A IA significa que ser menor é menos desvantajoso, pois os algoritmos podem ajudar a aprimorar a inovação, criar campanhas de marketing, desenvolver insights sobre o consumidor e apoiar o atendimento ao cliente. Um exemplo é a bebida energética húngara Hell, que usa IA para criar e promover novos produtos. Isso não significa que os humanos se tornarão irrelevantes, mas que startups podem crescer com equipes menores. À medida que a IA evolui, os lançamentos também se tornarão mais sofisticados.
O surgimento da IA implica que as grandes marcas de produtos de consumo estão operando em um “mundo em tempo real”. Ciclos de inovação que antes levavam anos agora podem levar apenas meses, e os algoritmos podem interpretar uma vasta gama de novos pontos de dados digitais à medida que eles surgem. Como resultado, as grandes marcas precisam se tornar mais ágeis e rápidas para vencer a corrida pelo “espaço em branco”. Isso também tem implicações sobre como as empresas de pesquisa devem operar. O lançamento da plataforma de pesquisa AI da Mintel transformou os processos de pesquisa. Utilizando os vastos dados proprietários da Mintel e insights humanos, o Mintel Leap fornece as respostas que os clientes precisam com velocidade, qualidade e precisão incomparáveis.

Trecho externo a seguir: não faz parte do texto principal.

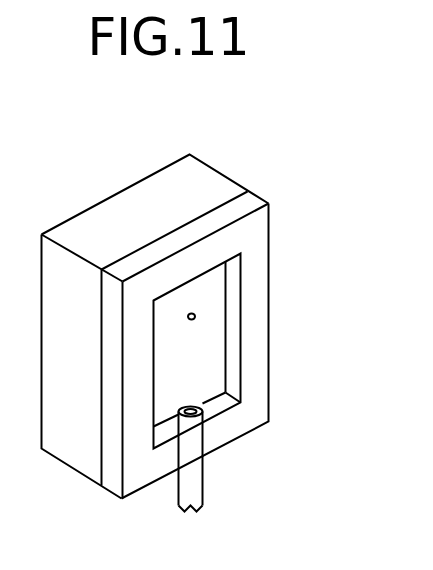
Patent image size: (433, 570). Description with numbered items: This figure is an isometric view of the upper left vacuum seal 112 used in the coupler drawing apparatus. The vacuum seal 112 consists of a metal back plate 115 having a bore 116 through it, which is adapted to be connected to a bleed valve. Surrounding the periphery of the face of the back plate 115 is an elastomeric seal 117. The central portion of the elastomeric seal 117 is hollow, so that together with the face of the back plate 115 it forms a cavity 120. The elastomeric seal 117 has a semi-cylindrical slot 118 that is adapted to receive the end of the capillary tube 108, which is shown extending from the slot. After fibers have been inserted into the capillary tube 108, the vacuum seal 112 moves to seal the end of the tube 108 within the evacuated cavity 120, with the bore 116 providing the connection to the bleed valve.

The vacuum seal 112 is at (190, 304).
The metal back plate 115 is at (173, 183).
The bore 116 is at (195, 313).
The elastomeric seal 117 is at (255, 389).
The semi-cylindrical slot 118 is at (201, 418).
The cavity 120 is at (208, 377).
The capillary tube 108 is at (243, 463).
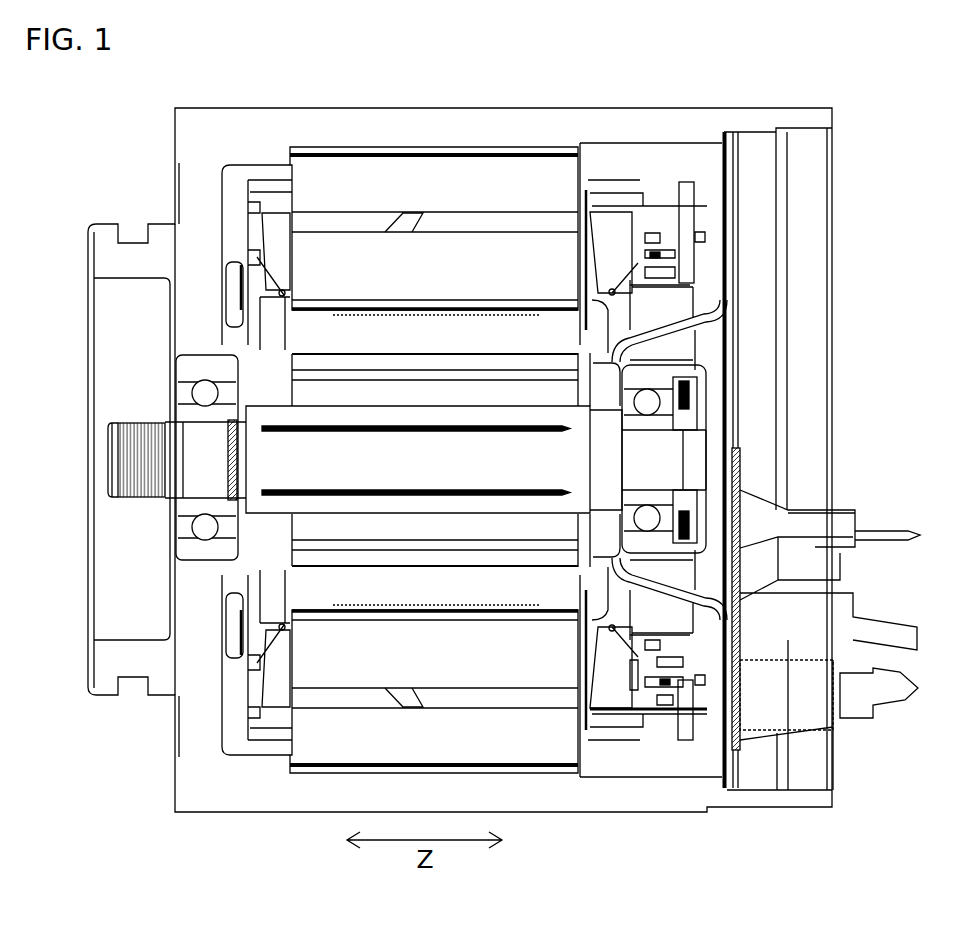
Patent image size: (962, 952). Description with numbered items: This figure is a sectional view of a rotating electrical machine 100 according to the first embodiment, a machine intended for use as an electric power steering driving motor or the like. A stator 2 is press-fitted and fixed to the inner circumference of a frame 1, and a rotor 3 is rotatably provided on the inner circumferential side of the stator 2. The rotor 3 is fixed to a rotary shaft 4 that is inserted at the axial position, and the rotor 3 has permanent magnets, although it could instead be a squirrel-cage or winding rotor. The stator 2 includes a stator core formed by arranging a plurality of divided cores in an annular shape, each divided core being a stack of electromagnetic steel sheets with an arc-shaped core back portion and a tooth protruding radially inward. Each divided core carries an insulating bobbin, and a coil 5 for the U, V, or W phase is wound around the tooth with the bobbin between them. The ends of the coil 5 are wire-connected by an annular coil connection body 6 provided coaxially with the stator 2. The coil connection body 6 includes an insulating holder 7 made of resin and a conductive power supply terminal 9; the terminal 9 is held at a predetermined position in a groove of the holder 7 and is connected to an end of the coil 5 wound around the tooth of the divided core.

The frame 1 is at (283, 107).
The stator 2 is at (480, 173).
The rotor 3 is at (358, 583).
The rotary shaft 4 is at (273, 473).
The coil 5 is at (658, 202).
The coil connection body 6 is at (598, 884).
The holder 7 is at (648, 668).
The terminal 9 is at (686, 707).
The rotating electrical machine 100 is at (862, 112).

Marcas próprias serão uma ameaça para grandes marcas de produtos de consumo
Recessões frequentemente servem como catalisadores para startups, e se não fosse o aumento das taxas de juros globais, a indústria de produtos de consumo provavelmente teria enfrentado uma onda de novas marcas desafiantes, lideradas por participantes da “Grande Demissão” pós-COVID-19. No entanto, a decisão do Banco Central Europeu (BCE) em junho de 2024 de cortar as taxas de juros na Europa pela primeira vez em cinco anos marca o início de um movimento global dos bancos centrais para reverter as altas taxas de juros.
Enquanto isso, a queda da inflação está elevando a confiança e o otimismo dos consumidores. O rastreador de consumidores da Mintel para maio de 2024 mostra que 37% dos adultos dos EUA sentem que estão em uma situação financeira melhor do que no ano passado, e 36% dos adultos britânicos se sentem “bastante confiantes de que tudo ficará bem”. Se a inflação e as taxas de juros continuarem a cair, espere que as grandes marcas enfrentem muito mais interrupções no final da década de 2020, e que os consumidores se tornem muito mais otimistas e abertos a novos produtos que ofereçam benefícios diferentes.

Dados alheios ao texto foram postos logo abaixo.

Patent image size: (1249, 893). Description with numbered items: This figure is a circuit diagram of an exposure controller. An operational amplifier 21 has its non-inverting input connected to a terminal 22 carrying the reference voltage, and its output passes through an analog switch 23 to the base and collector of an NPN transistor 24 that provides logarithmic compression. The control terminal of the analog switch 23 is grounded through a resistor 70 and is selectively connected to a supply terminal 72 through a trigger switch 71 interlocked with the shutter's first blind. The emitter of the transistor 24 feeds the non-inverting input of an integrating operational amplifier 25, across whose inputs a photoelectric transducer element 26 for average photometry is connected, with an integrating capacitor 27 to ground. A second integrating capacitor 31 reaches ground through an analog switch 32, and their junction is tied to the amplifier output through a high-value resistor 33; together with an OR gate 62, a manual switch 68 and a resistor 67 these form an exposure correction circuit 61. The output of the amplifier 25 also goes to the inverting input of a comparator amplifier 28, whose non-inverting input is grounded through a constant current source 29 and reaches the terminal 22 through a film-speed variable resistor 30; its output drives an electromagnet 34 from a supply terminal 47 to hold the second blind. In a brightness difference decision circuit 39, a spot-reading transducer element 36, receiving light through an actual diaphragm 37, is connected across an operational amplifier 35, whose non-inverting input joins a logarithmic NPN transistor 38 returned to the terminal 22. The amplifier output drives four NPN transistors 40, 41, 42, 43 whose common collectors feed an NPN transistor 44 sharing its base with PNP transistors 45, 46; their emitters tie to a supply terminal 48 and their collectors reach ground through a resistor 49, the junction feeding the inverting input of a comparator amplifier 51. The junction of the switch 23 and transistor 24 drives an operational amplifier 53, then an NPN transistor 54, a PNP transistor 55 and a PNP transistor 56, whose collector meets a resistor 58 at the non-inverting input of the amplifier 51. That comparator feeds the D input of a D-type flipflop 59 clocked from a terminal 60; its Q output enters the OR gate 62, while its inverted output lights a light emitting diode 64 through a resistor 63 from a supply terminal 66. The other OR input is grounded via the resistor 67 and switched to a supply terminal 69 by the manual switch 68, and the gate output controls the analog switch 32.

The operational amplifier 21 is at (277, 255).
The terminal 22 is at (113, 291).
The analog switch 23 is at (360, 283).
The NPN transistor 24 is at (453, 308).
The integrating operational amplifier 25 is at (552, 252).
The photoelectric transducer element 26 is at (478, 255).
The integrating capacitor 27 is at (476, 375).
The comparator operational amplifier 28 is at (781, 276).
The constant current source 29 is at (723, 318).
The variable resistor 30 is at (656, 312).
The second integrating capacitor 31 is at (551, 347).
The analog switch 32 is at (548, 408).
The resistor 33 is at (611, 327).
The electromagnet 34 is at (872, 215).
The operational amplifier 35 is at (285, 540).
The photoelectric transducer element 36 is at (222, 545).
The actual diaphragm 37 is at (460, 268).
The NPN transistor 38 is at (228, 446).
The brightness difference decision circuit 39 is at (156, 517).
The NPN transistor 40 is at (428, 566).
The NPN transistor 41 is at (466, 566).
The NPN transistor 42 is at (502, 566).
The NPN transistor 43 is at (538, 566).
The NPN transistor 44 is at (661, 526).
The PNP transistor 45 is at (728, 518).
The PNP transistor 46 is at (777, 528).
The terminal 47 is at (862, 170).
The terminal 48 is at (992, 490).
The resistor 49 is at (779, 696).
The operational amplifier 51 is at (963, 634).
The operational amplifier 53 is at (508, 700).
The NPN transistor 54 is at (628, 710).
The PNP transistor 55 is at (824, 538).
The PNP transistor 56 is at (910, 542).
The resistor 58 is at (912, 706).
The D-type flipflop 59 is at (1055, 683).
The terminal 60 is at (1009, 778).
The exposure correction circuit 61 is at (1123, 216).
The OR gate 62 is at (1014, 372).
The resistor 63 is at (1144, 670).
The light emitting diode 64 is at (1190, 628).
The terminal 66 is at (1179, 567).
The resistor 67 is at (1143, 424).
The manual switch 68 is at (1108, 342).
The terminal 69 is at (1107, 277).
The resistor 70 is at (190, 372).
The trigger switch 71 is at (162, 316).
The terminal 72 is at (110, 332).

A segunda grande ameaça para as grandes marcas virá das marcas próprias. A IA está acelerando a digitalização dos supermercados. Por exemplo, câmeras de reconhecimento facial agora conseguem analisar o comportamento e a linguagem corporal dos compradores no Japão, enquanto associações de cartões de clube, aplicativos de compras online e “Carrinhos Inteligentes” alimentados por IA são apenas algumas das maneiras pelas quais os supermercados podem acessar uma infinidade de novos pontos de dados digitais.
Os supermercados podem – e certamente o farão – usar algoritmos de IA para aproveitar esses grandes dados e criar produtos de marca própria melhores e a preços mais competitivos. A inovação será um pilar central para que as grandes marcas de produtos de consumo sobrevivam e prosperem frente a tais desafios conforme entramos na segunda metade da década de 2020. O momento para inovar é agora.